Monday.—I went to Miss C.'s (the dressmaker) again to-day, and found her much out of health, and about reducing her business and moving. One of the old sisters had been reading Stepping Heavenward, and almost ate me up. I got a pleasant word about it last night, from Mrs. General Upton, who has just died at Nassau. I have seen Mrs. B. to-day; she did not open her eyes, but besought me to pray for her release. She can't last long. The boys are off rolling hoop again, and M. is out walking with Ida. Papa informed me last night that I had got a very pretty bonnet. The bonnets now consist of a little fuss and a good many flowers. Papa has gone to Dorset, and has had a splendid day for his journey.

Thursday, May 12th.—Yesterday Miss —— came to tell me about the killing of her brother on the railroad, and to cry her very heart out on my shoulder. In the midst of it came a note from Lizzy B., saying her mother had just dropped away. I called there early this morning. We then went to the Park with your uncle and aunt; after which they left and I rushed out to get cap and collar to wear at Mrs. ——'s dinner. I got back in time to go to the funeral at four P.M. Dr. Murray made an excellent, appreciative address; papa then read extracts from a paper of mine (things she had said), the prayer followed, and then her sons sang a hymn. [7] I came home tired and laid me down to rest; at half-past six it popped into my head that I was not dressed, and I did it speedily. We supposed we were only to meet the Rev. Dr. and Mrs. ——, of Brooklyn, but, lo! a lot of people in full dress. We had a regular state dinner, course after course. Dr. —— sat next me and made himself very agreeable, except when he said I was the most subtle satirist he ever met (I did run him a little). Mrs. —— is a picture. She had a way of looking at me through her eyeglass till she put me out of countenance, and then smiling in a sweet, satisfied manner, and laying down her glass. We came home as soon as the gentlemen left the table, and got here just as the clock was striking twelve.

Friday.—We began this day by going at ten A.M. to the funeral of Mrs. W.'s poor little baby, and the first words papa read, "It is better to go to the house of mourning than to the house of feasting," etc., explained his and my state of mind after last night's dissipation. He made a very touching address. Later in the day we went out to see Miss ——, as we had promised to do. We went through the Park, lingered there a while, and then went on and made a long call.
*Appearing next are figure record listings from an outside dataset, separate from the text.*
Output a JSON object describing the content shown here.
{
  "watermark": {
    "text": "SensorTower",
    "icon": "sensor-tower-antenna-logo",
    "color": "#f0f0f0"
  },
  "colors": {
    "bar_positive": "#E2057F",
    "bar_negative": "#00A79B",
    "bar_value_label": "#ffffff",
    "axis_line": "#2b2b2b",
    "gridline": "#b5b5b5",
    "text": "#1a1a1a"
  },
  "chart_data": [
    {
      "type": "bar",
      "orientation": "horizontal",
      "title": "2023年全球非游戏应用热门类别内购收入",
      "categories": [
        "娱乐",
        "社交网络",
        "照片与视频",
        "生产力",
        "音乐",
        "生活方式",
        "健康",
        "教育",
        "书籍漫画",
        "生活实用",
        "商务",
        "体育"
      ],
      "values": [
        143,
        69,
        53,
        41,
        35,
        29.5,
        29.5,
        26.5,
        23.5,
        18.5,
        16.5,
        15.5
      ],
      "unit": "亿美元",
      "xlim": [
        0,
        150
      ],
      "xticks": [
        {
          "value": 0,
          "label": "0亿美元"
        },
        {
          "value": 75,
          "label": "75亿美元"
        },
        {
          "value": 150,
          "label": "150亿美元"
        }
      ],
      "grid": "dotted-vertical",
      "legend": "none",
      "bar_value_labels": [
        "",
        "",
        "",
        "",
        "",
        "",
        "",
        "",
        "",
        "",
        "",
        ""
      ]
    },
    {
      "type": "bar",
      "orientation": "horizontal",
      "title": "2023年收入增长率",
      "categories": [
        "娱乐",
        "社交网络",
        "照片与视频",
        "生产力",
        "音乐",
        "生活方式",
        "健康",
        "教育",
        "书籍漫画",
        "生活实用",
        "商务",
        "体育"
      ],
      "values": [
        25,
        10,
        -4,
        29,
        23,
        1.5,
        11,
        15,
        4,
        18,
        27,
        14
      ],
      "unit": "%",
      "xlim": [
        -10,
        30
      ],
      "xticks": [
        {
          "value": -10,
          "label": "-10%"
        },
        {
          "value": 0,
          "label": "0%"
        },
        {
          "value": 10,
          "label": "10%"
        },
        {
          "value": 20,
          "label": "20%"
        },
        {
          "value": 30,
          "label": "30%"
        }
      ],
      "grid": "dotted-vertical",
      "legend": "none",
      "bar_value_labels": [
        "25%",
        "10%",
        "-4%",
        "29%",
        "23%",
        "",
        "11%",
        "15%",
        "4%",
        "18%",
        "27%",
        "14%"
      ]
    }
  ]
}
When we rose to come away, she said she never let people go away without lunch and made us go down to the following: buns, three kinds of cake, pies, doughnuts, cheese, lemonade, apples, oranges, pine-apples, a soup tureen of strawberries, a quart of cream, two custard puddings, one hot and one cold, home-made wine, cold corned beef, cold roast beef, and for aught I know 40 other things. We came away awfully tired, and papa complained of want of appetite at dinner!! Good-bye, dearie. I forgot to tell you the boys have got a dog. He came of his own accord and has made them very happy. We haven't let papa see him, you may depend.